Shemirani Ruhollah, Belbin Gillian M, Cullina Sinead, Caggiano Christa, Gignoux Christopher, Zaitlen Noah, Kenny Eimear E
Institute for Genomic Health, Icahn School of Medicine at Mount Sinai, New York, NY, USA.
Department of Genetics and Genomic Sciences, Icahn School of Medicine at Mount Sinai, New York, NY, USA.
medRxiv. 2025 Jun 5:2025.06.04.25328990. doi: 10.1101/2025.06.04.25328990.
Population structure is a well-known confounder in statistical genetics, particularly in genome-wide association studies (GWAS), where it can lead to inflated test statistics and spurious associations. Traditional methods, such as principal components (PCs), commonly used to adjust for population structure, are limited in capturing fine-scale, non-linear patterns that arise from recent demographic events - patterns that are crucial for understanding rare variant effects. To address this challenge, we propose a novel method called SPectral Components (SPCs), which leverages identity-by-descent (IBD) graphs to capture and transform local, non-linear fine-scale population structure into continuous representations that can be seamlessly integrated into genetic analysis pipelines. Using both simulated datasets and empirical data from the UK Biobank (N ≈ 420,000), we demonstrate that SPCs outperform PCs in adjusting for fine-scale population structure. In simulations, SPCs explained over 90% of the fine-scale population structure with fewer components, while PCs captured less than 50%. In the UK Biobank, SPCs reduced the inflation of p-values in the GWAS of an environmental-driven phenotype by 12% compared to PCs, while maintaining a similar performance to PCs in height, a highly heritable phenotype. Additionally, SPCs improved rare variant association analyses, reducing genomic inflation (e.g., from 7.6 to 1.2 in one analysis), and provided more accurate heritability estimates. Spatial autocorrelation analysis further confirmed the ability of SPCs to account for environmental effects, reducing Moran's I for both environmental and heritable phenotypes more effectively than PCs. Overall, our findings demonstrate that SPCs provide a robust, scalable adjustment for recent population structure, offering a powerful alternative or complement to PCs in large-scale biobank studies.

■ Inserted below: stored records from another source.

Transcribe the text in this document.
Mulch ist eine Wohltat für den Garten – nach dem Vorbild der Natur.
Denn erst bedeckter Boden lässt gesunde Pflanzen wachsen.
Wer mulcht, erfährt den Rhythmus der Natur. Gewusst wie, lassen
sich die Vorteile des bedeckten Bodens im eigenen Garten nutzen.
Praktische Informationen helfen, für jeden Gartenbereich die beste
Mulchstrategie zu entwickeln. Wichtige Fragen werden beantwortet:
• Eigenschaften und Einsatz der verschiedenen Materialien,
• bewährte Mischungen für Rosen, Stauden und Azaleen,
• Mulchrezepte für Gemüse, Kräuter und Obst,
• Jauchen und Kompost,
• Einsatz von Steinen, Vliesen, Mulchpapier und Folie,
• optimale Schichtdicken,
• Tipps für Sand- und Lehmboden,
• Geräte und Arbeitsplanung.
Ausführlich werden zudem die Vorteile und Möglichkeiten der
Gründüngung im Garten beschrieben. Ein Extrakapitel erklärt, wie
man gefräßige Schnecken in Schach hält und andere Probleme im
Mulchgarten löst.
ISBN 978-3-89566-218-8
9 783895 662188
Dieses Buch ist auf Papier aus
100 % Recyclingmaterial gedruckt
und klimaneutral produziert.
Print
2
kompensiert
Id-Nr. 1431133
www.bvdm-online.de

群体结构是统计遗传学中一个众所周知的混杂因素,尤其是在全基因组关联研究(GWAS)中,它可能导致检验统计量膨胀和虚假关联。传统方法,如主成分(PC),通常用于调整群体结构,但在捕捉由近期人口事件产生的精细尺度、非线性模式方面存在局限性,而这些模式对于理解罕见变异效应至关重要。为应对这一挑战,我们提出了一种名为谱成分(SPC)的新方法,该方法利用同源片段(IBD)图来捕捉局部非线性精细尺度群体结构,并将其转化为可无缝集成到遗传分析流程中的连续表示形式。使用模拟数据集和来自英国生物银行(N≈420,000)的实证数据,我们证明SPC在调整精细尺度群体结构方面优于PC。在模拟中,SPC用更少的成分解释了超过90%的精细尺度群体结构,而PC捕获的不到50%。在英国生物银行中,与PC相比,SPC在环境驱动表型的GWAS中使p值的膨胀降低了12%,同时在高度这一高度可遗传表型上保持了与PC相似的性能。此外,SPC改进了罕见变异关联分析,减少了基因组膨胀(例如,在一次分析中从7.6降至1.2),并提供了更准确的遗传力估计。空间自相关分析进一步证实了SPC解释环境效应的能力,比PC更有效地降低了环境和可遗传表型的莫兰指数I。总体而言,我们的研究结果表明,SPC为近期群体结构提供了一种稳健、可扩展的调整方法,在大规模生物银行研究中为PC提供了有力的替代或补充。